Yes you can use the scope-guard technique
struct autolocker_base {
autolocker_base() { }
protected:
// ensure users can't copy-as it
autolocker_base(autolocker_base const&)
{ }
autolocker_base &operator=(autolocker_base const&)
{ return *this; }
};
template <T>
class autolocker : public autolocker_base {
public:
autolocker(T *l) : lock(l) {
lock->lock();
}
autolocker(const autolocker& o)
:autolocker_base(o), lock(o.lock)
{ o.lock = 0; }
~autolocker() {
if(lock)
lock->unlock();
}
private:
autolocker& operator=(const autolocker&);
private:
mutable T *lock;
};
Then write a function creating the autolocker
template<typename T>
autolocker<T> makelocker(T *l) {
return autolocker<T>(l);
}
typedef autolocker_base const& autolocker_t;
You can then write it like this:
autolocker_t lock = makelocker(&my_lock);
Once the const reference goes out of scope, the destructor is called. It doesn't need to be virtual. At least GCC optimizes this quite well.
Sadly, this means you have to make your locker-object copyable since you need to return it from the maker function. But the old object won't try to unlock twice, because its pointer is set to 0 when it's copied, so it's safe.
Obviously you can't get away with autolocker being a template, because you want to use it as a type, and templates must be instantiated in order to obtain types.
But type-erasure might be used to do what you want. You turn the class template into a class and its constructor into a member template. But then you'd have to dynamically allocate an inner implementation object.

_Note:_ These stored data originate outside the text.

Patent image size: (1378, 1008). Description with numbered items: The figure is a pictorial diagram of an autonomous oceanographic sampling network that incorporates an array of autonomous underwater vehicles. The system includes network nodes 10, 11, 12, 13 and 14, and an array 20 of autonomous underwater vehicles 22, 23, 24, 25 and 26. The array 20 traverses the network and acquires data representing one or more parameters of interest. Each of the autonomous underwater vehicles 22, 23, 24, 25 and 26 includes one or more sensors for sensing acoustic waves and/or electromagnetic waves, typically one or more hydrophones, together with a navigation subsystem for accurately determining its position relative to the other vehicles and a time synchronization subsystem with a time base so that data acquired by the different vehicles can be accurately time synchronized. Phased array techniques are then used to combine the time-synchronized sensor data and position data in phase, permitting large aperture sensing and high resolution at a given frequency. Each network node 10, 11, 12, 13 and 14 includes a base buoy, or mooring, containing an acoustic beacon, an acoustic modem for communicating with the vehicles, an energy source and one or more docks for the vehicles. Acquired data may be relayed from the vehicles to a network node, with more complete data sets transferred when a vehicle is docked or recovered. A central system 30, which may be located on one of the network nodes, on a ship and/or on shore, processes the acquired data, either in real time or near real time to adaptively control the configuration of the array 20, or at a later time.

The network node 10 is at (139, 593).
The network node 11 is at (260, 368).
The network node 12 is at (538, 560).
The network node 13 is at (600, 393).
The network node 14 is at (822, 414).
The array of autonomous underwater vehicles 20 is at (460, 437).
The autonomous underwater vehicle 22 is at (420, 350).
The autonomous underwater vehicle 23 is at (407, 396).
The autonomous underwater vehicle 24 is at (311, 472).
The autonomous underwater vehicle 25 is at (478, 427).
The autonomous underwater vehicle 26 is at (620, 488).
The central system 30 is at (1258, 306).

Better, store a pointer to a function that performs the unlock and let that function be an instance of a template chosen by the templatized constructor. Something along these lines:
// Comeau compiles this, but I haven't tested it.
class autolocker {
public:
template< typename T >
autolocker(T *l) : lock_(l), unlock_(&unlock<T>) { l->lock(); }
~autolocker() { unlock_(lock_); }
private:
autolocker(const autolocker&);
autolocker& operator=(const autolocker&);
private:
typedef void (*unlocker_func_)(void*);
void *lock_;
unlocker_func_ unlock_;
template <typename T>
static void unlock(void* lock) { ((T*)lock)->unlock(); }
};
I haven't actually tried this and the syntax might be wrong (I'm not sure how to take the address of a specific function template instance), but I think this should be doable in principle. Maybe someone comes along and fixes what I got wrong.

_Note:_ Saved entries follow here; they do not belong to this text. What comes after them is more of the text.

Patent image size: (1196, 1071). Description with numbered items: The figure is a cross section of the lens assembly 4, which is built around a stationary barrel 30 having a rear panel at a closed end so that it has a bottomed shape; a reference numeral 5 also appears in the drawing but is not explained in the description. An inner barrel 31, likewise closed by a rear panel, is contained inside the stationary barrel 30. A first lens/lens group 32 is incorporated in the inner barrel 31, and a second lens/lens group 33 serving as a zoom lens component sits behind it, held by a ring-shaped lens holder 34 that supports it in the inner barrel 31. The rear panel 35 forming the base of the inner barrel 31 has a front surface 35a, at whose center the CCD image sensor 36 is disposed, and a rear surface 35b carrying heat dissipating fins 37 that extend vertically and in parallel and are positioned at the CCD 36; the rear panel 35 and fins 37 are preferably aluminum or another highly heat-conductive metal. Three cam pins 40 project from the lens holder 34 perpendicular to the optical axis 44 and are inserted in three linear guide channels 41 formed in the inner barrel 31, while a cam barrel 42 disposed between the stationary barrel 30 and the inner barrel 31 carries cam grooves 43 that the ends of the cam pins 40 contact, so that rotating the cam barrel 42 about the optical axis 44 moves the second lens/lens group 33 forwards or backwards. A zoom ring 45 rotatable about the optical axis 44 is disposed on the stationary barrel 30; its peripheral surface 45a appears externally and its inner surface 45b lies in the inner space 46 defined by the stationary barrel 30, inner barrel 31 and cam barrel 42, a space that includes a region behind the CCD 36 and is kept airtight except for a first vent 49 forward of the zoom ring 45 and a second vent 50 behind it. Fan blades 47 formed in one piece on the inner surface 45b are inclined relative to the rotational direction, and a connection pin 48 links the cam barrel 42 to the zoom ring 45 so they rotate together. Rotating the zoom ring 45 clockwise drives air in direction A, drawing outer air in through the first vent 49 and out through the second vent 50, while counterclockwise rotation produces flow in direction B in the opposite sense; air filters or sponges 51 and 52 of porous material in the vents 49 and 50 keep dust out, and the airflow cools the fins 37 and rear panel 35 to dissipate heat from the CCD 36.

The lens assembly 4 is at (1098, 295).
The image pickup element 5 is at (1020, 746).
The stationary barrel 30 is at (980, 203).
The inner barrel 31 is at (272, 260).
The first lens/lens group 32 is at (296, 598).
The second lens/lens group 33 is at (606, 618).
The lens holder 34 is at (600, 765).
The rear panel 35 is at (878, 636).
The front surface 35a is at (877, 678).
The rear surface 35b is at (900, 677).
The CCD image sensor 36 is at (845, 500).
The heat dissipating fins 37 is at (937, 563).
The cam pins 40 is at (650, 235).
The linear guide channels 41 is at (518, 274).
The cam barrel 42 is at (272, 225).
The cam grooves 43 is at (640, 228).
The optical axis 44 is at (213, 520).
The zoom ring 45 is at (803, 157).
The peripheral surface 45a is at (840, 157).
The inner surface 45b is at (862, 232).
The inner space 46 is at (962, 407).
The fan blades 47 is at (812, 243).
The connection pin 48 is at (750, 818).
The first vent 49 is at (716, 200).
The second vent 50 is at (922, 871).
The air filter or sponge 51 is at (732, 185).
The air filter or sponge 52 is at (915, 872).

I like this a lot more than the scope guard, which, for some reason, I never really liked at all.
I think jwismar is correct and what you want is not possible with C++. However, a similar (not direct analogue) construct is possible with C++0x, using several new features (rvalues/moving and auto variable type):
#include <iostream>
template <typename T>
class autolocker_impl
{
public:
autolocker_impl(T *l) : lock(l) {
lock->lock();
}
autolocker_impl (autolocker_impl&& that)
: lock (that.lock)
{
that.lock = 0;
}
~autolocker_impl() {
if (lock)
lock->unlock();
}
private:
autolocker_impl(const autolocker_impl&);
autolocker_impl& operator=(const autolocker_impl&);
private:
T *lock;
};
template <typename T>
autolocker_impl <T>
autolocker (T* lock)
{
return autolocker_impl <T> (lock);
}
struct lock_type
{
void lock ()
{ std::cout << "locked\n"; }
void unlock ()
{ std::cout << "unlocked\n"; }
};
int
main ()
{
lock_type l;
auto x = autolocker (&l);
}
autolocker is a class template, not a class. Your "this would be ideal" is showing something that doesn't make sense in C++.